Credit: Shutterstock
Google’s Threat Intelligence Group has discovered that state-sponsored hackers from North Korea, Iran, and China are now using artificial intelligence to enhance their cyberattack operations. The findings reveal a significant shift in the cybersecurity landscape, where adversaries are moving beyond simple productivity gains to develop sophisticated AI-enabled threats.
Revolutionary Self-Modifying Malware Discovered
Researchers have identified two new malware strains, PromptFlux and PromptSteal, that use large language models to change their behavior mid-attack. PromptFlux works by querying Google’s Gemini AI to request code obfuscation and evasion techniques, essentially rewriting itself to avoid detection. One version even instructs the AI to rewrite the malware’s entire source code every hour, making it nearly impossible for traditional security tools to catch.
Meanwhile, Russian military hackers have used PromptSteal in cyberattacks against Ukrainian targets. This marks the first time security experts have seen malware actively using AI during execution to adapt and evade detection systems.
How State-Sponsored Hackers Are Using AI
The report shows government-backed attackers are using AI tools throughout multiple phases of the attack cycle, including coding tasks, payload development, gathering information about targets, researching vulnerabilities, and enabling post-attack activities like defense evasion.
Iranian hackers emerged as the heaviest users of Gemini AI, with one group accounting for more than 30% of total usage by Iranian threat actors. They leveraged the technology for crafting phishing campaigns and conducting reconnaissance on defense experts and organizations.

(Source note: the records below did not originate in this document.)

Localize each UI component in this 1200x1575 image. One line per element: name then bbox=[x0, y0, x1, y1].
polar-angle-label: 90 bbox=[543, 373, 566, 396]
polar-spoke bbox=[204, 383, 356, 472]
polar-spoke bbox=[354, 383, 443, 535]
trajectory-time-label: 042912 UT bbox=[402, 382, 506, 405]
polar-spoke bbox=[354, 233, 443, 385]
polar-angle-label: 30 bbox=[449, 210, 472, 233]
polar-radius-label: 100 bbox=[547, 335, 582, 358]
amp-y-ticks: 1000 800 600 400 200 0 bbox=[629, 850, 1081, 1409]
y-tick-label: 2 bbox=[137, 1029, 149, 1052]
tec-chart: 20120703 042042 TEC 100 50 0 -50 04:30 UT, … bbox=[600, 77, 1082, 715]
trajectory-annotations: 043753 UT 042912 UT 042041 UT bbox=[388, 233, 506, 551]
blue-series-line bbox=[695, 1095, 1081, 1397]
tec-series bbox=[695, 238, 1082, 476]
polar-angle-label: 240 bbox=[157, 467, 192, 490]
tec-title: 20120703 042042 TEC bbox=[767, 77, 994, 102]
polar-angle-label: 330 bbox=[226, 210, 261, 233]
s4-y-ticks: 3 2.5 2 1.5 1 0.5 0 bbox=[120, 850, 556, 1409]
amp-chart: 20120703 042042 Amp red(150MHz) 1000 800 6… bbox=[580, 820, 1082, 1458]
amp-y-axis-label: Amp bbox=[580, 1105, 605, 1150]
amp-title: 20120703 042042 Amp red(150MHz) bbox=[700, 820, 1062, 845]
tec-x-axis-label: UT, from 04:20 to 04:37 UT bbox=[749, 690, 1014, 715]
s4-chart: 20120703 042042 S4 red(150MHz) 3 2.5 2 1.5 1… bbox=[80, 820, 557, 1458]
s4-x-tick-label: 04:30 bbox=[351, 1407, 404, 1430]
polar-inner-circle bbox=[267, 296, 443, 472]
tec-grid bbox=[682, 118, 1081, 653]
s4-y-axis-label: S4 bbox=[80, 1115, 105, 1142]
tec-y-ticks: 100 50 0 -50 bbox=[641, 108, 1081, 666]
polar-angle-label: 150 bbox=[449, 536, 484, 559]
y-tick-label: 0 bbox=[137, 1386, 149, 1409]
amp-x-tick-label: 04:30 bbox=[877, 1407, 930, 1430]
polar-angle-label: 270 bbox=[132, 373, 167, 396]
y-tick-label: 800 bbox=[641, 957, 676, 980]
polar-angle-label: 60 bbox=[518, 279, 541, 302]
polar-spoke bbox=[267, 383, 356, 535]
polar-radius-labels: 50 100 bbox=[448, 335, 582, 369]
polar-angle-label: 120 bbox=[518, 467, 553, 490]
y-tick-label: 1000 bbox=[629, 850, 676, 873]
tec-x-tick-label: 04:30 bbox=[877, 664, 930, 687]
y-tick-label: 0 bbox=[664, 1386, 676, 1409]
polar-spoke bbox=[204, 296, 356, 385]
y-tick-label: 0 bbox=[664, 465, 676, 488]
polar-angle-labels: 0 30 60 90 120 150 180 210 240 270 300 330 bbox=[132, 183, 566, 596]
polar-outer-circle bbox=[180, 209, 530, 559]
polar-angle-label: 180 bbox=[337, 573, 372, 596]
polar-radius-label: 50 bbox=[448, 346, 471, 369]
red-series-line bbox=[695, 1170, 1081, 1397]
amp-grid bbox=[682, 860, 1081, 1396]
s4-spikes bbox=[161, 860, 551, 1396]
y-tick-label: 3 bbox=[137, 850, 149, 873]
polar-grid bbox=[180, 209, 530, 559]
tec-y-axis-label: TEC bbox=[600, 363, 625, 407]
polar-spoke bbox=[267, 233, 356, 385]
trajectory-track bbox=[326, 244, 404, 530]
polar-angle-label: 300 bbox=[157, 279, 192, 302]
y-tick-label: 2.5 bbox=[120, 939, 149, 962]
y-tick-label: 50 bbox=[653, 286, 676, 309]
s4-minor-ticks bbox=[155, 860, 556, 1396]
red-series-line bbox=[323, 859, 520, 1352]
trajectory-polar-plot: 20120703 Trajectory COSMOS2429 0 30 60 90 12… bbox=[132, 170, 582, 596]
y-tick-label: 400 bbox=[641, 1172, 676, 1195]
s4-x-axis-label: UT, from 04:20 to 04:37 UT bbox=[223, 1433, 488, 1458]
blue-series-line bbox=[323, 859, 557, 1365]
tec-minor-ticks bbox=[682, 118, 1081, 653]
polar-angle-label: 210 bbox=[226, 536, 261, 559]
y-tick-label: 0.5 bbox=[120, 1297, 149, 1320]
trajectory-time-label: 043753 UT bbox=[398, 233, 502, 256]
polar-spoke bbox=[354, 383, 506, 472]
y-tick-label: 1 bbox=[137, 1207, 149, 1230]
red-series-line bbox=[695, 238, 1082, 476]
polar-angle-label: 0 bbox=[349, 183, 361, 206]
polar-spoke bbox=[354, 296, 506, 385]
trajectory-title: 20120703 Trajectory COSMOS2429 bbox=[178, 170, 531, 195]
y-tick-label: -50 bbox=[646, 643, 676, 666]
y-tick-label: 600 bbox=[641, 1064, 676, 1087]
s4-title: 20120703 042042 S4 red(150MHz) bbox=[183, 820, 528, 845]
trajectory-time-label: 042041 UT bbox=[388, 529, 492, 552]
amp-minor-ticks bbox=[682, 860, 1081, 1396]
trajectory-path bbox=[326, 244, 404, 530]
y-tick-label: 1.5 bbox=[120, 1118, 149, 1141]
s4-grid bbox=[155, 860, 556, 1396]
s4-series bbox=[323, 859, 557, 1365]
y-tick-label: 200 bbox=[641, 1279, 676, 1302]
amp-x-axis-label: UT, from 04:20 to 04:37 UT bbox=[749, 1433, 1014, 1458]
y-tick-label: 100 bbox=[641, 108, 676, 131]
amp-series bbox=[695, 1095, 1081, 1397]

Chinese state-sponsored hackers used the AI assistant for reconnaissance, troubleshooting code, and researching post-exploitation activities such as lateral movement and privilege escalation. North Korean hackers employed it to research potential infrastructure, develop payloads, and even draft cover letters for placing clandestine IT workers in Western tech companies.
Underground AI Tools Market Flourishes
Bad actors are also accessing underground digital markets that offer sophisticated AI tools for phishing, malware creation, and vulnerability research. The underground cybercrime market for AI tools has evolved significantly, with numerous offerings of multifunctional tools designed to support all attack phases.
What This Means for Cybersecurity
Despite these concerning developments, Google emphasized that threat actors are primarily finding productivity gains rather than developing breakthrough capabilities. However, security experts warn that as AI technology continues advancing, these experimental techniques could evolve into more dangerous and effective attack methods. Google has committed to continuously improving its AI models to make them less susceptible to misuse and is actively deploying defenses to counter these threats.